Build Process In C
To compile this source, we can use a variety of compilers.
#include <stdio.h>
int main(){
printf("Hello, World!\n");
return 0;
}
Here we are using gcc
.
$ gcc hello.c -o hello_executable
$ ./hello_executable
Hello, World!
Although it looks simple, this process has four layers of hidden complexity. Let’s peel them back to understand what happens under the hood.
A source code turns into an executable file through these four steps:
- Preprocessing
- Compilation
- Assembling
- Linking
Let’s dive into each.
Preprocessing
Every C program includes at least this line: #include <stdio.h>
, where #include
is a preprocessing directive.
These directives must be handled before we move further.
This preprocessing is carried out using:
gcc -E hello.c -o hello.i
This step produces an intermediate .i
file, a raw C file where all preprocessing directives are resolved.
Note: If you look at hello.i
and stdio.h
side by side, you’ll see it isn’t a direct copy. That’s because the header file contains various macros, and preprocessing continues until all directives are resolved.
For more information on preprocessing, check out preprocessing directives
Compilation
The intermediate C code is compiled into assembly instructions—the closest we get to the CPU while still keeping it somewhat readable.
The assembly flavor (Intel or AT&T) depends on the assembler used to compile the source code.
- If GNU Assembler is used, it generates AT&T assembly by default. Although it can be configured to generate Intel assembly as well. Same is followed by
gcc
. - If netwide assembler is used, it generates Intel assembly.
Architecture-specific details (x86 and x86_64) are handled by the assembler.
To compile the intermediate C code into assembly code, we do:
gcc -S -masm=intel hello.i -o hello.s
Assembling
The assembly code undergoes a transformation process that lays the foundation for linking. This involves several steps, including:
- Lexing and parsing the assembly source
- Encoding instructions into machine code
- Creating sections
- Resolving labels within the file
- Generating the symbol table
- Creating relocation entries for unresolved references
- Constructing ELF headers
The object code can be generated as:
gcc -c hello.s -o hello.o
The file produced in this step is an object file with a .o
extension.
Object files are strict in structure and follow a format called the Executable and Linkable Format (ELF).
This object file isn’t an executable yet. It needs to be linked.
Linking
To make the object code executable, we link it with the necessary libraries.
gcc hello.o -o hello_elf
In the above program, we are using a function called printf
for printing Hello, World!
to the output.
- Where is that function coming from? The header file!

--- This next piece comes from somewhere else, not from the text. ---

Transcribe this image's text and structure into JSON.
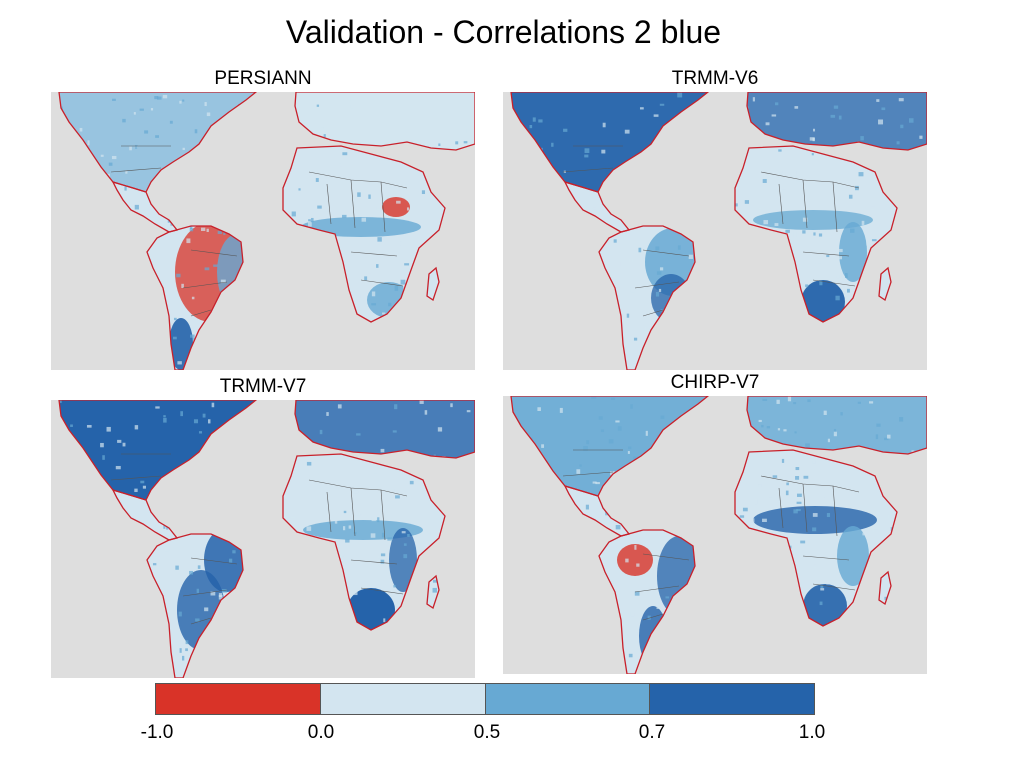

- Where is the header file coming from?
glibc
! - Where is
glibc
? Somewhere on the OS!
Object code contains unresolved references to various library functions. Until these are resolved, the file cannot be executed.
Linking can be static or dynamic, and both have their use cases.
Dynamic linking is commonly used, but we can also instruct the compiler to link statically.
Now the binary is ready to be executed.
$ ./hello_elf
Hello, World!
A Misconception About GCC
GCC isn’t just a compiler—it’s actually a toolchain. If it were only a compiler, how could it assemble and link code?